In caso di irrogazione di sanzioni amministrative, la Banca d’Italia, anche in virtù della presunzione di colpa vigente in materia, ha unicamente l’onere di dimostrare l’esistenza dei segnali di allarme che avrebbero dovuto indurre gli amministratori non esecutivi, rimasti inerti, ad esigere un supplemento di informazioni o ad attivarsi in altro modo, mentre spetta a questi ultimi provare di avere tenuto la condotta attiva dovuta o, comunque, mirante a scongiurare il danno.
La Corte di Cassazione con la sentenza n. 604 – pubblicata il 12 gennaio 2017 – si occupa del tema dell’applicazione di sanzioni amministrative agli esponenti aziendali di una SIM (per insufficienza del patrimonio di vigilanza).
Confermando gli orientamenti sul tema, si esclude la sussistenza di una responsabilità oggettiva sull’assunto che l’art. 3 della legge 24 novembre 1981, n. 689 pone una presunzione di colpa a carico dell’autore del fatto vietato, riservando a quest’ultimo l’onere di provare di aver agito senza colpa.

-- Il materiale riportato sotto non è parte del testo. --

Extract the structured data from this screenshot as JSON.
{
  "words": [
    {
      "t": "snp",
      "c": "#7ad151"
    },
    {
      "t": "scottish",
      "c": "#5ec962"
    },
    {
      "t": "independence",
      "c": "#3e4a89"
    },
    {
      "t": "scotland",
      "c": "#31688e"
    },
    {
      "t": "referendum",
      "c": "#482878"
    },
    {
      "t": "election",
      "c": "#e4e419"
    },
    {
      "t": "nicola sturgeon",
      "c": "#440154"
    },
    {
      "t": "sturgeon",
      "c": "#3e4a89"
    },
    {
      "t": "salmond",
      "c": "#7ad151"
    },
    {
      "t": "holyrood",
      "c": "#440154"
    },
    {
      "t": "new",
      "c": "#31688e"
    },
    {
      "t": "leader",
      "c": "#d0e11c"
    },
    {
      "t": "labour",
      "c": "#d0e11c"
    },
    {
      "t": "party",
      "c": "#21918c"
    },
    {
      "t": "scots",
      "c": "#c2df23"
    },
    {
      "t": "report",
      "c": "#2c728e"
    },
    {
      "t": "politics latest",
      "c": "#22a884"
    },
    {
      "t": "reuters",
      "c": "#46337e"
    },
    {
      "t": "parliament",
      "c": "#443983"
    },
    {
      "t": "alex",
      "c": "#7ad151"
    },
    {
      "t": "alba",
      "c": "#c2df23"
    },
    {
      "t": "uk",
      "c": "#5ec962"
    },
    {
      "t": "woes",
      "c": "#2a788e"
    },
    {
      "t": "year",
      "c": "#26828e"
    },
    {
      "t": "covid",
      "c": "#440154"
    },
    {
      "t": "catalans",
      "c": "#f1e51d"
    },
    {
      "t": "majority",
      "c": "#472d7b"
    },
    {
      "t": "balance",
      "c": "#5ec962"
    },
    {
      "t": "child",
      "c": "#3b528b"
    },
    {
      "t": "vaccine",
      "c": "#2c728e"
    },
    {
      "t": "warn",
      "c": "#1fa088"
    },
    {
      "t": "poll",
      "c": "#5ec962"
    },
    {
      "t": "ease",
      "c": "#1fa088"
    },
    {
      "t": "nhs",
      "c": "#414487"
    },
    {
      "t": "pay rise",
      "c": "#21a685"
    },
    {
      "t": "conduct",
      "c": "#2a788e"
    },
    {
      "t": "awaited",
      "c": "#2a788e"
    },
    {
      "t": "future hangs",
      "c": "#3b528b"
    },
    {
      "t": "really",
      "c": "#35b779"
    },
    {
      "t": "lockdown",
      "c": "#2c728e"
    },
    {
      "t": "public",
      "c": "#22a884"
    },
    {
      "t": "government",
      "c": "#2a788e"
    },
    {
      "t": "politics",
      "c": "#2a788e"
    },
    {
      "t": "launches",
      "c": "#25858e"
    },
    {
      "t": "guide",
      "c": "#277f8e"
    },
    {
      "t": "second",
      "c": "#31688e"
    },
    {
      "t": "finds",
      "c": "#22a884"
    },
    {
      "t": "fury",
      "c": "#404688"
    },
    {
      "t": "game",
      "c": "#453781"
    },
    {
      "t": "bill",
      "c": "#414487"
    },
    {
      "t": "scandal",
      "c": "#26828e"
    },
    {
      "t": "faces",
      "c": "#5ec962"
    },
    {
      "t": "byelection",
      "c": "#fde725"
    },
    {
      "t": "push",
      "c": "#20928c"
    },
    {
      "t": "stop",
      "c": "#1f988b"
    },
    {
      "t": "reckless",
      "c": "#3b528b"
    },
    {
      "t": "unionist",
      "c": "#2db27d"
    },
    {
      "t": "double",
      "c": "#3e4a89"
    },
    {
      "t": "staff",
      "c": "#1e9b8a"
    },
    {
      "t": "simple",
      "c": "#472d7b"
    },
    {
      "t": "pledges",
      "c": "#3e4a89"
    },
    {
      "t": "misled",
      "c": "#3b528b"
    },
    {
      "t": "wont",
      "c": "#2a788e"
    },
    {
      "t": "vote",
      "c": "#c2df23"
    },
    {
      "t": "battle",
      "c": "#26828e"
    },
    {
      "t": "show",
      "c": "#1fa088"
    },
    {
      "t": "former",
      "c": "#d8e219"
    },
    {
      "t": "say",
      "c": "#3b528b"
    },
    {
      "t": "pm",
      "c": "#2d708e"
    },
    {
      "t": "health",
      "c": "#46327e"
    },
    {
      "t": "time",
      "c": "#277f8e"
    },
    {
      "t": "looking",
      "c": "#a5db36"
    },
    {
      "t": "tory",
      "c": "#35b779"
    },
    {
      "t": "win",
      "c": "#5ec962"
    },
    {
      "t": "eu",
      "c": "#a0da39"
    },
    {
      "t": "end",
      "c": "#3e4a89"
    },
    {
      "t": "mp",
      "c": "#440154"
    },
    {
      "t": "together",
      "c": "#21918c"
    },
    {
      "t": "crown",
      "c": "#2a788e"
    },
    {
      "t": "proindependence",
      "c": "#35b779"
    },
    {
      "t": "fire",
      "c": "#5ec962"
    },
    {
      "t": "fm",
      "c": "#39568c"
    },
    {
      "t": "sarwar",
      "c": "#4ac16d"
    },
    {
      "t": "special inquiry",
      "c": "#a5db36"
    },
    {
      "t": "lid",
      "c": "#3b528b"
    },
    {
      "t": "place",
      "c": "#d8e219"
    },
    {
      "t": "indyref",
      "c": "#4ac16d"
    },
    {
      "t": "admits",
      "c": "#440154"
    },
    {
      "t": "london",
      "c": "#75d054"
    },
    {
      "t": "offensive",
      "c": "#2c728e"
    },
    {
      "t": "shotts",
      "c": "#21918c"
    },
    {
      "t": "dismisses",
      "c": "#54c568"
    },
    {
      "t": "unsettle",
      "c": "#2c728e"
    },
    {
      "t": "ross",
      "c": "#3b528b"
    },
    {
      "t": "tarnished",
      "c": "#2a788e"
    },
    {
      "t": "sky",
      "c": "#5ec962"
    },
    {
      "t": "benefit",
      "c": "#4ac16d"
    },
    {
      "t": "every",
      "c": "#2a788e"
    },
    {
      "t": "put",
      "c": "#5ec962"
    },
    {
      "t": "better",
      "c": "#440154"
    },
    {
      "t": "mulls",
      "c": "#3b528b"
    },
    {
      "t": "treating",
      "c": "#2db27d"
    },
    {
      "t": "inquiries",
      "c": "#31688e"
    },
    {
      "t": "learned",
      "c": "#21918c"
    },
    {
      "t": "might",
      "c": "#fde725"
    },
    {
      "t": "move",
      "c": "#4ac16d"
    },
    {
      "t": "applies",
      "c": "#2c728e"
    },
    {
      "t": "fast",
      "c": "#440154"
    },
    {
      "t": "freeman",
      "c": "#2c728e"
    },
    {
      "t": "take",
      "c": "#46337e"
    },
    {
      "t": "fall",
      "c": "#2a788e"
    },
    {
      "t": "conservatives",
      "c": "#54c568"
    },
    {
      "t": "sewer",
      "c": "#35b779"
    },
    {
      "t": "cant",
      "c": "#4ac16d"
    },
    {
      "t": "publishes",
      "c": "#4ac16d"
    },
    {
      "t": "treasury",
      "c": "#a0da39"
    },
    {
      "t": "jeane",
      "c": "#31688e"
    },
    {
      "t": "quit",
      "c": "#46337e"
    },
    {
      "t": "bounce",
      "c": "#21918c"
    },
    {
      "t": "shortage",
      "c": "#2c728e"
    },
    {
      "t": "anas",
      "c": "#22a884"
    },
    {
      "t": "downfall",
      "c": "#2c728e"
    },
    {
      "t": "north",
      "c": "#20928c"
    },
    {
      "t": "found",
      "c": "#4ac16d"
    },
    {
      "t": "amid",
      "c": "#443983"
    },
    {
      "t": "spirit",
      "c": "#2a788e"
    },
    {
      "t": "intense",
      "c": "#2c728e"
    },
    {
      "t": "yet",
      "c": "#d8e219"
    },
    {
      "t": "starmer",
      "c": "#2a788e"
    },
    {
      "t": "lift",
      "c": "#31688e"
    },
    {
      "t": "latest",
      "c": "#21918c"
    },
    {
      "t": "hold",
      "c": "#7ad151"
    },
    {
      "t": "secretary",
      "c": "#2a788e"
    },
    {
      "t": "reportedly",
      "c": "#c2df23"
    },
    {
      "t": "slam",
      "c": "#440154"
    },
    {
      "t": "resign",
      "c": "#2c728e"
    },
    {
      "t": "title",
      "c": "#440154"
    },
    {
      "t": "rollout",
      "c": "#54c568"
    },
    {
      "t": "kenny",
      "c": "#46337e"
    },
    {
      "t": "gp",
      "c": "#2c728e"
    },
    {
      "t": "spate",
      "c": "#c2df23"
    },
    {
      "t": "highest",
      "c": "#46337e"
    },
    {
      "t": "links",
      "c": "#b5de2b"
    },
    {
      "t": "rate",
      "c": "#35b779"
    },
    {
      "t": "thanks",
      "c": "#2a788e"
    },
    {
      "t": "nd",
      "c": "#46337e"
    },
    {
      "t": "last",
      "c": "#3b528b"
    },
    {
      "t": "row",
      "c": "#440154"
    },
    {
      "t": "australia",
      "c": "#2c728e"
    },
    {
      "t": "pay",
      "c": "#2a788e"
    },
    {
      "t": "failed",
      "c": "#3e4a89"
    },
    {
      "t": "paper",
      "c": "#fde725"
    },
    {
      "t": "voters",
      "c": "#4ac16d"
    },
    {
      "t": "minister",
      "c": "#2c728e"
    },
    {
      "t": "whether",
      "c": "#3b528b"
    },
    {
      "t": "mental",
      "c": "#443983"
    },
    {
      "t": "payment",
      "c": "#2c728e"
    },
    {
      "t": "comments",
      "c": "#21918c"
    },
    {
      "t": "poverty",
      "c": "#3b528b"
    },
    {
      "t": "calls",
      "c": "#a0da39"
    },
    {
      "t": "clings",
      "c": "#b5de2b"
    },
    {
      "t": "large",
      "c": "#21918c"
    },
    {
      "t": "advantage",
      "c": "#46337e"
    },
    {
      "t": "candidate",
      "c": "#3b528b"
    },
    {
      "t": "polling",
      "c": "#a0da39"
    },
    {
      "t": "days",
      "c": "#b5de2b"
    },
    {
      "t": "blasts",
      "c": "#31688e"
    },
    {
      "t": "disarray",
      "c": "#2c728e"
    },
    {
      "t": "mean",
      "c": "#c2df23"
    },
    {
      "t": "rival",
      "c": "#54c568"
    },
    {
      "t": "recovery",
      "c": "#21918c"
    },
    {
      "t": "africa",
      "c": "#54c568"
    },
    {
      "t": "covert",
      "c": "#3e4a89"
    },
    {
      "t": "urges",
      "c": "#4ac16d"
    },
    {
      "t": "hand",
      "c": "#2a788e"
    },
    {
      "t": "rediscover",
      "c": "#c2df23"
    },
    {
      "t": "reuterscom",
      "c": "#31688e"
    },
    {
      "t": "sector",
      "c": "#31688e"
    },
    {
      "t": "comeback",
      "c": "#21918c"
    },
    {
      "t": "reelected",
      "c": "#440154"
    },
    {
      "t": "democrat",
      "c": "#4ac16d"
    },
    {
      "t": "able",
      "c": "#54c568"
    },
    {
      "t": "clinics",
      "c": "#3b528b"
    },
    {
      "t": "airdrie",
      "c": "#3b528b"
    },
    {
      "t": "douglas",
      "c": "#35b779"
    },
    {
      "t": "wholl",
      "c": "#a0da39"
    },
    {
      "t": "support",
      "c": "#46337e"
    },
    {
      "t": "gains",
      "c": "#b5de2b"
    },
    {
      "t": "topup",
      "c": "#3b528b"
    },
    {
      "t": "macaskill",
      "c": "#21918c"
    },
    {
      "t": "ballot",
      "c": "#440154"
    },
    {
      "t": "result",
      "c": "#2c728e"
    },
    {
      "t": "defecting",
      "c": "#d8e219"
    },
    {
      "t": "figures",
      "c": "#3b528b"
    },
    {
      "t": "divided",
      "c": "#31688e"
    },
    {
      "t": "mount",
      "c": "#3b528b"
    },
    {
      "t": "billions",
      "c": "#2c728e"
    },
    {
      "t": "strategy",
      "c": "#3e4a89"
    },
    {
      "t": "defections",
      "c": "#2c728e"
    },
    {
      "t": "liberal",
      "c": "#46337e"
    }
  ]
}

Con specifico riferimento al caso di specie, la Banca d’Italia ha dunque unicamente l’onere di dimostrare l’esistenza dei segnali di allarme che avrebbero dovuto indurre gli amministratori non esecutivi, rimasti inerti, ad esigere un supplemento di informazioni o ad attivarsi in altro modo, mentre spetta a questi ultimi provare di avere tenuto la condotta attiva dovuta o, comunque, mirante a scongiurare il danno.
Spetta al destinatario della sanzione provare di aver adempiuto diligentemente agli obblighi imposti dalla normativa di settore, cosicché il deficit patrimoniale non possa essere a lui imputato. I ricorrenti nel caso de quo non hanno né allegato con modalità autosufficienti dei fatti scusanti né hanno censurato il punto della decisione ove essi sono stati posti a fondamento dell’affermata responsabilità.
La Suprema Corte ha pertanto respinto il ricorso.